# 0. Instalación de librerías

In [None]:
# !pip install streamlit
# !pip install pyngrok==4.1.1
# #https://dashboard.ngrok.com/signup
# !pip install --upgrade typing_extensions
# !pip install openai
# !pip install pypdf
# !pip install langchain

# 1. Crear Vector Store

## 1.1. Carga de documento pdf

In [1]:
from langchain_community.document_loaders import PyPDFLoader
loader = PyPDFLoader("llm_doc.pdf")
documents = loader.load()

## 1.2. Generación de 'chunks'

In [16]:
from langchain.text_splitter import RecursiveCharacterTextSplitter
documents = loader.load()
text_splitter = RecursiveCharacterTextSplitter(chunk_size    = 1000,
                                               chunk_overlap = 100)
doc_splits = text_splitter.split_documents(documents)

In [17]:
doc_splits[2].page_content

'1.\nIntroduction to LLMOps\nGenerative AI models have gained wide popularity in recent times with the adoption of  \ntransformer-based neural network architectures. Generative model’s ability to generate new data \nenables them to go beyond traditional prediction and classification use cases. These models \nare now used across domains and use cases like chatbots, question answering, fraud detection, \nprotein folding and many more.\nGenerative AI models for natural language use cases are powered by Large Language Models (LLMs). \nLLMs are transformer-based Deep Learning architectures that harness vast amounts of textual \ndata to develop language and domain understanding. The models are built with an emphasis on \ngenerating human-like responses and reasoning.
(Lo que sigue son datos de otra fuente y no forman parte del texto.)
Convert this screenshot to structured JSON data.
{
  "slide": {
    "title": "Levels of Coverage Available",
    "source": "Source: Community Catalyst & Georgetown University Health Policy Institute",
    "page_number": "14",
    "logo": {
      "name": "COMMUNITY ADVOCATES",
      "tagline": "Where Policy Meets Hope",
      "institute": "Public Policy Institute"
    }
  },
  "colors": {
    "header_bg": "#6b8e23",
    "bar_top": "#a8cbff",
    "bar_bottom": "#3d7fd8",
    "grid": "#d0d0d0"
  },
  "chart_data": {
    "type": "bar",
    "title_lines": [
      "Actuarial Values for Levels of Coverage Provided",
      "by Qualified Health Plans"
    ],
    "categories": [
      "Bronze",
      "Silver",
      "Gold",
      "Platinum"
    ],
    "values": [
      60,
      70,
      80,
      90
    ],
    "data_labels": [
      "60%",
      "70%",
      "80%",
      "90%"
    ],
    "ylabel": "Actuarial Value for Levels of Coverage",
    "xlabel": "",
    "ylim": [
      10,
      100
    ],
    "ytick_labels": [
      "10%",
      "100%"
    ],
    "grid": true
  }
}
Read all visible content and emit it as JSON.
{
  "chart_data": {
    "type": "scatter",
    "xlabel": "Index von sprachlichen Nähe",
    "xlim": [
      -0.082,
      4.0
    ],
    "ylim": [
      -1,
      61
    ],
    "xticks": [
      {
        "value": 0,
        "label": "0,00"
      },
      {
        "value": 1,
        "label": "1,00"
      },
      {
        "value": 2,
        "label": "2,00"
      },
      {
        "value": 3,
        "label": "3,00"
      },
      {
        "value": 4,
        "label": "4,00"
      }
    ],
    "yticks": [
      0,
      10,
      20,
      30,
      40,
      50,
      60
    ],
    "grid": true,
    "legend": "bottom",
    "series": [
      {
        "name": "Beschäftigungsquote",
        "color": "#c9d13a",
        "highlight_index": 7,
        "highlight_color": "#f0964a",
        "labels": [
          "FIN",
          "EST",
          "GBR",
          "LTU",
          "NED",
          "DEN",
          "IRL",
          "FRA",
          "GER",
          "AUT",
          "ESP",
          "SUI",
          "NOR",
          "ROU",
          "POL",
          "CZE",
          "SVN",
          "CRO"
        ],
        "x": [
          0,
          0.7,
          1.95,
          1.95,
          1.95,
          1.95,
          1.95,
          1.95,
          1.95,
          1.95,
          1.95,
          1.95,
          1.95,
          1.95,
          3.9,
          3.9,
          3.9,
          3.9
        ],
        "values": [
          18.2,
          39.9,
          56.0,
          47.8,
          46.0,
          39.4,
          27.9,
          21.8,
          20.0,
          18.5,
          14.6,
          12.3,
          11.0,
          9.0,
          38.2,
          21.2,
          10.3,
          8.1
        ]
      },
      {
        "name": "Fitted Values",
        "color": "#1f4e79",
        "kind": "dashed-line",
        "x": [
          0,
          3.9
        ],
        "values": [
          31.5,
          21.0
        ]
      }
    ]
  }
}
Their ability to understand human languages allows \nthem to serve as powerful tools for information retrieval, natural language processing, language \ntranslation and even creative writing.'

In [18]:
doc_splits[3].page_content

'translation and even creative writing.\nUsing large language models in production environments poses a certain unique set of challenges \nsuch as organizing LLMs into agents for sub-tasks, developing robust instructions for each  \nLLM agent, evaluating the correctness of generated response and efficiencies with fine-tuning.  \nHence, effective usage in a production environment requires appropriate infrastructure and practices \nfocusing on experimentation, deployment, management and monitoring of large language models. \nLarge Language Model Operations (LLMOps) is a framework of tools and best practices  \nto manage the lifecycle of LLM-powered applications, from development to deployment  \nand maintenance.\nThe aim is to enable AI capabilities with LLMs by developing better prompts, longer context, \nfaster inference and customized techniques that enable rapid experimentation and innovation \nwith LLMs. Together, these allow data scientists and engineers to collaborate effectively 

In [19]:
doc_splits[3].metadata

{'source': 'llm_doc.pdf', 'page': 2}

## 1.3. Crear Vector Store como dataframe

In [20]:
import pandas as pd
data = [{'Chunks': doc.page_content, 'Metadata': doc.metadata} for doc in doc_splits]
df_vector_store = pd.DataFrame(data)
df_vector_store.head()

Unnamed: 0,Chunks,Metadata
0,Building Pipelines and Environments for \nLar...,"{'source': 'llm_doc.pdf', 'page': 0}"
1,Contents\nIntroduction to LLMOps 1\nWhy LLMOps...,"{'source': 'llm_doc.pdf', 'page': 1}"
2,1.\nIntroduction to LLMOps\nGenerative AI mode...,"{'source': 'llm_doc.pdf', 'page': 2}"
3,translation and even creative writing.\nUsing ...,"{'source': 'llm_doc.pdf', 'page': 2}"
4,"with LLMs. Together, these allow data scientis...","{'source': 'llm_doc.pdf', 'page': 2}"


In [22]:
from openai import OpenAI
import numpy as np
from google.colab import userdata
client = OpenAI(api_key=userdata.get('openai_key'))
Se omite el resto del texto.